[卓越演講2026-5] On Reusing Model Parameters
- 講者陶大程 特聘教授 (College of Computing & Data Science, Nanyang Technological University)
邀請人:廖弘源 - 時間2026-07-06 (Mon.) 10:00 ~ 12:00
- 地點資訊所新館106演講廳
線上串流
摘要
The rapid rise of large language models and foundation models has fundamentally reshaped the paradigm of deep learning. Beyond conventional end-to-end training, an increasingly important question is how to effectively reuse existing model parameters to improve performance, scalability, and data efficiency. Parameter reuse, through model fusion, knowledge transfer, model editing, and adaptation with limited data, offers a principled alternative to training ever-larger models from scratch.

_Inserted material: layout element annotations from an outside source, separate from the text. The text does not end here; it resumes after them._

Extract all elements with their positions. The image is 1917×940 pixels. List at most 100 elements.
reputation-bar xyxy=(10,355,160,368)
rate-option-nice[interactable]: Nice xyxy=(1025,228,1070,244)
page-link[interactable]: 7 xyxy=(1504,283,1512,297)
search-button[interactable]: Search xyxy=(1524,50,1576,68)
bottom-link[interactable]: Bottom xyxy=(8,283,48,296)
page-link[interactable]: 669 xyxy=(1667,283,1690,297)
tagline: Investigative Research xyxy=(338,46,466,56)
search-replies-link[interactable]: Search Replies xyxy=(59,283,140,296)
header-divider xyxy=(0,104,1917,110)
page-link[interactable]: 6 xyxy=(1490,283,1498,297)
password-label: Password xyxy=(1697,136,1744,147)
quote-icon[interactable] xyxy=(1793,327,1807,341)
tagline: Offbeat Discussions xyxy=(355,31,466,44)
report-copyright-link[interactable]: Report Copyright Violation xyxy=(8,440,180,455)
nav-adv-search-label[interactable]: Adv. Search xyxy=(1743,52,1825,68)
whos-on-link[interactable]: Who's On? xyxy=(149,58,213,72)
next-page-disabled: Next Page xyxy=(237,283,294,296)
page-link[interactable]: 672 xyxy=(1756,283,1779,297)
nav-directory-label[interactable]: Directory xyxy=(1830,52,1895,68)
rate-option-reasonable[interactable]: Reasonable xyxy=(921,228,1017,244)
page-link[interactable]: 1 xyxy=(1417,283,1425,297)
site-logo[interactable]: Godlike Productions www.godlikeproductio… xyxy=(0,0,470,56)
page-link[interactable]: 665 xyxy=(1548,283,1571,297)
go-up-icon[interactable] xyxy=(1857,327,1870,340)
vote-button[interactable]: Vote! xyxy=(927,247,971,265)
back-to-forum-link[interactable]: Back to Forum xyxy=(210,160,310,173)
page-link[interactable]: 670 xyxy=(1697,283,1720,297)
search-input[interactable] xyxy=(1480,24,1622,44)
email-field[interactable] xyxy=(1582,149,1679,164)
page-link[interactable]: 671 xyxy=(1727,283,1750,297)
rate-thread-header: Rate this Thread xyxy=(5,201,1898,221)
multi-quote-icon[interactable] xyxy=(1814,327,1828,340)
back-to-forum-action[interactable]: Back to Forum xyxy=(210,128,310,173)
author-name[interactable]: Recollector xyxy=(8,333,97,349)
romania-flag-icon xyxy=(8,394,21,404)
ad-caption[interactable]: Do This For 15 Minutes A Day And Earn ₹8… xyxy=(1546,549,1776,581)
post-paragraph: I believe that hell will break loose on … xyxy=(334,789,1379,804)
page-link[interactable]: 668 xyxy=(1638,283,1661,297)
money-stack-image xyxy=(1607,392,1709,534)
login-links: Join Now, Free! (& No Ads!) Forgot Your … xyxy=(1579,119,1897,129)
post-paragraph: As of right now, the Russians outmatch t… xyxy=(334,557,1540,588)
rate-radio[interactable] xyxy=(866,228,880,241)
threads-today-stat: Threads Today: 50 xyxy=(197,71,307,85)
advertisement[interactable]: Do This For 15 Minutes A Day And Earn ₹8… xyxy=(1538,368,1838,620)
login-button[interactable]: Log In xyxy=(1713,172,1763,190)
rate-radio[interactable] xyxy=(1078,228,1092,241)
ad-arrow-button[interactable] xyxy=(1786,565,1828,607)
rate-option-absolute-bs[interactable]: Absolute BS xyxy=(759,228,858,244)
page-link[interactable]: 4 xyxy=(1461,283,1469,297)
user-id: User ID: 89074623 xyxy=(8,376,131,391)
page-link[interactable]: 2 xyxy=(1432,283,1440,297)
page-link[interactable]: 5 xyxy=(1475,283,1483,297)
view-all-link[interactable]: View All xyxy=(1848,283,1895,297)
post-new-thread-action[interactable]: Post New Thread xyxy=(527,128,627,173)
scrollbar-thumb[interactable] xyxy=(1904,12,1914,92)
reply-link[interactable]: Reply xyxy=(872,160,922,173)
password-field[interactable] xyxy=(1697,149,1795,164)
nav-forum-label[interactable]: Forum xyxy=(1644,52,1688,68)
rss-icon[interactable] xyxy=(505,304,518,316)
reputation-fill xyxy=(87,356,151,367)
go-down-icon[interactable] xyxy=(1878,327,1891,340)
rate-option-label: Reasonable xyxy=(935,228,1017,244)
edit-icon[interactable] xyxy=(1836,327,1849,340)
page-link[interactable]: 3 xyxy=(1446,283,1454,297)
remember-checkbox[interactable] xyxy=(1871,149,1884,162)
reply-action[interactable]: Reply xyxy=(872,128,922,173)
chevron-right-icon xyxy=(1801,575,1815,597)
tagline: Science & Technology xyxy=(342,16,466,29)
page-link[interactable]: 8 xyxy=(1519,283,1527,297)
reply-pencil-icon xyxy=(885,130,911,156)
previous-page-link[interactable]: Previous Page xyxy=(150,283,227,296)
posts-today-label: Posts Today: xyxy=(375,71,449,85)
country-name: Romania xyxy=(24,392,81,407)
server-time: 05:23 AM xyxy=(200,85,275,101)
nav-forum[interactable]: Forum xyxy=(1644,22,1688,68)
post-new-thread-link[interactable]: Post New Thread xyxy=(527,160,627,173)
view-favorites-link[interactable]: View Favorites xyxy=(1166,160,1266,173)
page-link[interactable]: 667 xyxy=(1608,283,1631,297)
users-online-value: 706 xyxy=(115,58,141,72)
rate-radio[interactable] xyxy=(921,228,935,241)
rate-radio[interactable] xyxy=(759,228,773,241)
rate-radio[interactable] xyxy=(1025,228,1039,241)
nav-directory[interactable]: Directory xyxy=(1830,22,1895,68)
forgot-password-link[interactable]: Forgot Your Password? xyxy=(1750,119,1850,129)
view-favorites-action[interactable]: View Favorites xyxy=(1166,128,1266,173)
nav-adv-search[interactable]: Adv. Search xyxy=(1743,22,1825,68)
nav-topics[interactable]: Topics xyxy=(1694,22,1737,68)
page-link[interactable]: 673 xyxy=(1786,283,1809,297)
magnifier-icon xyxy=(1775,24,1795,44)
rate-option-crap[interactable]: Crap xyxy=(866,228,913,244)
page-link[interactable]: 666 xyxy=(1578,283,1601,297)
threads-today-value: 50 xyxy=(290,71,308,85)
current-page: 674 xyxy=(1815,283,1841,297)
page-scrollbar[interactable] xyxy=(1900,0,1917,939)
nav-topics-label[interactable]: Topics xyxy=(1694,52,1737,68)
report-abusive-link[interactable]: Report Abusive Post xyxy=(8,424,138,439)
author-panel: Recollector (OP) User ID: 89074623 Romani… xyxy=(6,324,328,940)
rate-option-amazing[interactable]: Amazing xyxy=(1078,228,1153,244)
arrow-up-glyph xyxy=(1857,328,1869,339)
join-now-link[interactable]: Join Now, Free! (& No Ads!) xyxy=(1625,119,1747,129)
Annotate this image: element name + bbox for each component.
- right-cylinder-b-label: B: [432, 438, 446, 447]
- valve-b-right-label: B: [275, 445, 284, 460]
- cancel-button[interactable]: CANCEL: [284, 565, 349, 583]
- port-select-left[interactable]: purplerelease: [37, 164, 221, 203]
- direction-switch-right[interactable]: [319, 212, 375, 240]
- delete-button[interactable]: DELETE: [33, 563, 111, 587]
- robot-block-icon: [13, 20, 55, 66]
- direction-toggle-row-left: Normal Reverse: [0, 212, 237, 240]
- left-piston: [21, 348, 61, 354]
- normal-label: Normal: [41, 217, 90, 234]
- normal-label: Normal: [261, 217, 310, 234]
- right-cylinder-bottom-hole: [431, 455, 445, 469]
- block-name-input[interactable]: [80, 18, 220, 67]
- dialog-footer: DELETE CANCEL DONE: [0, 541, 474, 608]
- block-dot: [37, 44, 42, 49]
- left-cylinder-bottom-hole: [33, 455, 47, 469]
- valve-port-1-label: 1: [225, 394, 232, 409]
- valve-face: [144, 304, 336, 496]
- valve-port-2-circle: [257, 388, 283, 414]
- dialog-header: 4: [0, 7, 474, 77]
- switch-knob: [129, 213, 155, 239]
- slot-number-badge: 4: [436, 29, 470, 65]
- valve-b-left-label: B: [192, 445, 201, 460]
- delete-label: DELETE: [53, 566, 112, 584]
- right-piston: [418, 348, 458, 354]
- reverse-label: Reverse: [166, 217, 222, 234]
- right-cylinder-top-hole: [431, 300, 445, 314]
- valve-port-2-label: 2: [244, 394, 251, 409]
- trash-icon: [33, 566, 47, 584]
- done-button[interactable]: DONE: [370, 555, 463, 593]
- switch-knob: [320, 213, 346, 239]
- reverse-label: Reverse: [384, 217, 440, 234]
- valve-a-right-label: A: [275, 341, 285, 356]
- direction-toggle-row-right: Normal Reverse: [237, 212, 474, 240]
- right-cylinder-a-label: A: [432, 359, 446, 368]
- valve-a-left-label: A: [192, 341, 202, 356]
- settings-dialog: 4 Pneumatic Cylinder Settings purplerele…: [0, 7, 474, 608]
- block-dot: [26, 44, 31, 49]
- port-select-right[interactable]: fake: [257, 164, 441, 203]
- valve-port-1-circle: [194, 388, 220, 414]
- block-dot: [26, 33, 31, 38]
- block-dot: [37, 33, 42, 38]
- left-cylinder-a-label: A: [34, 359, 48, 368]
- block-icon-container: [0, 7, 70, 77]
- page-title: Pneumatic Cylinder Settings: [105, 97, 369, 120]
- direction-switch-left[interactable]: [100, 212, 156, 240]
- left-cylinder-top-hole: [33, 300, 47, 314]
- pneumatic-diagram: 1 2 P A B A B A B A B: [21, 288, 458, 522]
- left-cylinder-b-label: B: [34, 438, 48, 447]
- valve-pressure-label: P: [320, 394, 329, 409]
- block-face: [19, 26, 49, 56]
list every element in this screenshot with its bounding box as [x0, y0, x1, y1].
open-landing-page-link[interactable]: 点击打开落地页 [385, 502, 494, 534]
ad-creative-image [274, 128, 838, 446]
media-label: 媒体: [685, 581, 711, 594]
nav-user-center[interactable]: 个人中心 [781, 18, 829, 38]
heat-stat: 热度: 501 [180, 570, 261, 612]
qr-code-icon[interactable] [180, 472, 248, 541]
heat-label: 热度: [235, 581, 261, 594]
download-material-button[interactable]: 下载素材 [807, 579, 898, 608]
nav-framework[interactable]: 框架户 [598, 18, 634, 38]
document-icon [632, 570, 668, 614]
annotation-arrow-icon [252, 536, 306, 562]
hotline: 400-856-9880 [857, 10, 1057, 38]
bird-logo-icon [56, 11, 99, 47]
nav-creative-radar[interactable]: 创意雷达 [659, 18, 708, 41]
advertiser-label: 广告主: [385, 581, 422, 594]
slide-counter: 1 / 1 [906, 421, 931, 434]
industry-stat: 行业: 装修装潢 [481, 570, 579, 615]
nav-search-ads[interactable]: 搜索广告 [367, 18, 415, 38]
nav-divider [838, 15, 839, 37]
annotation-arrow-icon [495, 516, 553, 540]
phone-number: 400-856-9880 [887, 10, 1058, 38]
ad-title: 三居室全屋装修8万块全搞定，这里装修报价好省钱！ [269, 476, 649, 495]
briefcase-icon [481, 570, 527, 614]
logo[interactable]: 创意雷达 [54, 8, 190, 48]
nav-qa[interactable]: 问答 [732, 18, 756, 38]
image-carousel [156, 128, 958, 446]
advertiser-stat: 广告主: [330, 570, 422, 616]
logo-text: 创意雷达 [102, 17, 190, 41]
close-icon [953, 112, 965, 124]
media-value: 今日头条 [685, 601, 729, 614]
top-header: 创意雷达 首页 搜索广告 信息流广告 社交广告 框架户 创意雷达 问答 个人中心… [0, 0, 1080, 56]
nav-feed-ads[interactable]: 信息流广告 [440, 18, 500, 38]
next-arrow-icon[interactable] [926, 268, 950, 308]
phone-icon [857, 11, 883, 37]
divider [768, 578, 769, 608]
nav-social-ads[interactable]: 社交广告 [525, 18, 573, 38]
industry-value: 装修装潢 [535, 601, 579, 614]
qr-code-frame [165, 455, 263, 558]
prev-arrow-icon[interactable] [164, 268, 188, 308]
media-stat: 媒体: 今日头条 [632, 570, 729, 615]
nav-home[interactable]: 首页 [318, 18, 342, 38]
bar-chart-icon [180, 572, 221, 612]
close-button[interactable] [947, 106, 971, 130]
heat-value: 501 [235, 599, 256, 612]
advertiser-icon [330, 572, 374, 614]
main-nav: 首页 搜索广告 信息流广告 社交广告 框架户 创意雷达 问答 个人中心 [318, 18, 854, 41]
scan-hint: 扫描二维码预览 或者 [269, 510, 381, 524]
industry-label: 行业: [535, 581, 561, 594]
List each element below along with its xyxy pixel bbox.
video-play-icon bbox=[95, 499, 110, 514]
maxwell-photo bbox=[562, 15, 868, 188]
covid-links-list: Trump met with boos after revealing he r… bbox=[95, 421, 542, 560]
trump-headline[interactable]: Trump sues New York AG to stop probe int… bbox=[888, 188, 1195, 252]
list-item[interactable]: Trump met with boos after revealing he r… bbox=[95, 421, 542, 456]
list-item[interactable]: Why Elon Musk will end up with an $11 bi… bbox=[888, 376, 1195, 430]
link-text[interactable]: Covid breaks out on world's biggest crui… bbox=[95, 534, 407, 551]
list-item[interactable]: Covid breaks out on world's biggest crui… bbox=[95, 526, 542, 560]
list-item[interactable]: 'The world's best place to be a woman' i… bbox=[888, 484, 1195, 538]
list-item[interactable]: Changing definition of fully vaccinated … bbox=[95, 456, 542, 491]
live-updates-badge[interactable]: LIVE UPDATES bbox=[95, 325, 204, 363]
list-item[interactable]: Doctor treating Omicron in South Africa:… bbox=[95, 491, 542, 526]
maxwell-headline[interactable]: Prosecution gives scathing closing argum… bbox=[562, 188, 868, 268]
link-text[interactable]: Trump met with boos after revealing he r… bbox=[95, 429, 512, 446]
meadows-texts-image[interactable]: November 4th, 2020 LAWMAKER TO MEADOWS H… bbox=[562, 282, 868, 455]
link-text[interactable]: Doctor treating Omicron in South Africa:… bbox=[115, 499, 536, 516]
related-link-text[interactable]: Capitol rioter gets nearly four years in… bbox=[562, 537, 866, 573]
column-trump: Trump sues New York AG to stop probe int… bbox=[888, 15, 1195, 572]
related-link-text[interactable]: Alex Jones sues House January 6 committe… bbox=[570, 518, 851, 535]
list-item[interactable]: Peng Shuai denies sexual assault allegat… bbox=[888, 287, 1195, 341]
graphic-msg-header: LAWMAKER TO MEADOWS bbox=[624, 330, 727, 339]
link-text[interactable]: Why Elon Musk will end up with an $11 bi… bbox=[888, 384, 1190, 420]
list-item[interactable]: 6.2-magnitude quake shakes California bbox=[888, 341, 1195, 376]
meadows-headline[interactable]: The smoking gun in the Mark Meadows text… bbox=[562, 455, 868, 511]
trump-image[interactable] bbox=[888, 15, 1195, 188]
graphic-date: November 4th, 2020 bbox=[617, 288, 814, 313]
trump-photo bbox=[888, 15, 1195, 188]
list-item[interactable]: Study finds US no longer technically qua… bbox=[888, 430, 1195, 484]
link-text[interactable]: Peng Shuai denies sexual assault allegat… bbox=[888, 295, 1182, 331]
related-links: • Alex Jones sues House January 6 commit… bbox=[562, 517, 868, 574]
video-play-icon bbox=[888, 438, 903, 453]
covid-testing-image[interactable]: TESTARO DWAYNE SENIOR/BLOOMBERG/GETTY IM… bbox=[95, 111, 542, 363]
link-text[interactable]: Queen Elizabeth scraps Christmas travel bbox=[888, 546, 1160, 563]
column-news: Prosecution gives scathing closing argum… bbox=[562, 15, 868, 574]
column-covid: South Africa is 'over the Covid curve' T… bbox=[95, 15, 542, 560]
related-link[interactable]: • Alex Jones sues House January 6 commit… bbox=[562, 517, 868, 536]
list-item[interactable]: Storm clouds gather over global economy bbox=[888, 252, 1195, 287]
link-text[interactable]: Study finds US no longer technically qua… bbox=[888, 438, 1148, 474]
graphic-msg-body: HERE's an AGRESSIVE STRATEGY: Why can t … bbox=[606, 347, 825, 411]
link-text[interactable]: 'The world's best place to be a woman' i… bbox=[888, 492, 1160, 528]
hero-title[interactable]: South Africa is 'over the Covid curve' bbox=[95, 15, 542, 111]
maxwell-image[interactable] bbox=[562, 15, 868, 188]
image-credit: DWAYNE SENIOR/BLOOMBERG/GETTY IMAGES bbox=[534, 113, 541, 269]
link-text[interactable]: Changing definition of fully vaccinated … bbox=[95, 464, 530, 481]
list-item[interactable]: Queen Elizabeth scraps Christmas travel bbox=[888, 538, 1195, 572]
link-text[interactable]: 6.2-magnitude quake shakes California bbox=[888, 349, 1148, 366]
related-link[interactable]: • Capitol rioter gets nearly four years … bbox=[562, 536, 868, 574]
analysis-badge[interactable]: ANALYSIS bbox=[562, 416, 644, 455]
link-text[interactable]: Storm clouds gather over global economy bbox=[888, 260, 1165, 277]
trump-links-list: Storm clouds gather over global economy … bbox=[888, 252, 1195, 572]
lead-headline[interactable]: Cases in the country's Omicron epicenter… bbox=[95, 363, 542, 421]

In this talk, we revisit recent advances in deep model fusion from the broader perspective of parameter reuse. We present a systematic taxonomy of existing approaches and analyze their underlying mechanisms, scalability, and theoretical implications. In particular, we introduce our recent developments, including (1) weight learning based model fusion and data-adaptive MoE upscaling, (2) subspace learning approaches that exploit structured parameter geometry, and (3) enhanced multi-task fusion strategies that integrate pre- and post-finetuning to reduce representation bias between merged and task-specific models.
By framing model fusion as a principled study of parameter reuse, we highlight both its practical advantages, improved efficiency, robustness, and reduced reliance on annotated data, and the open challenges that remain for large-scale foundation models.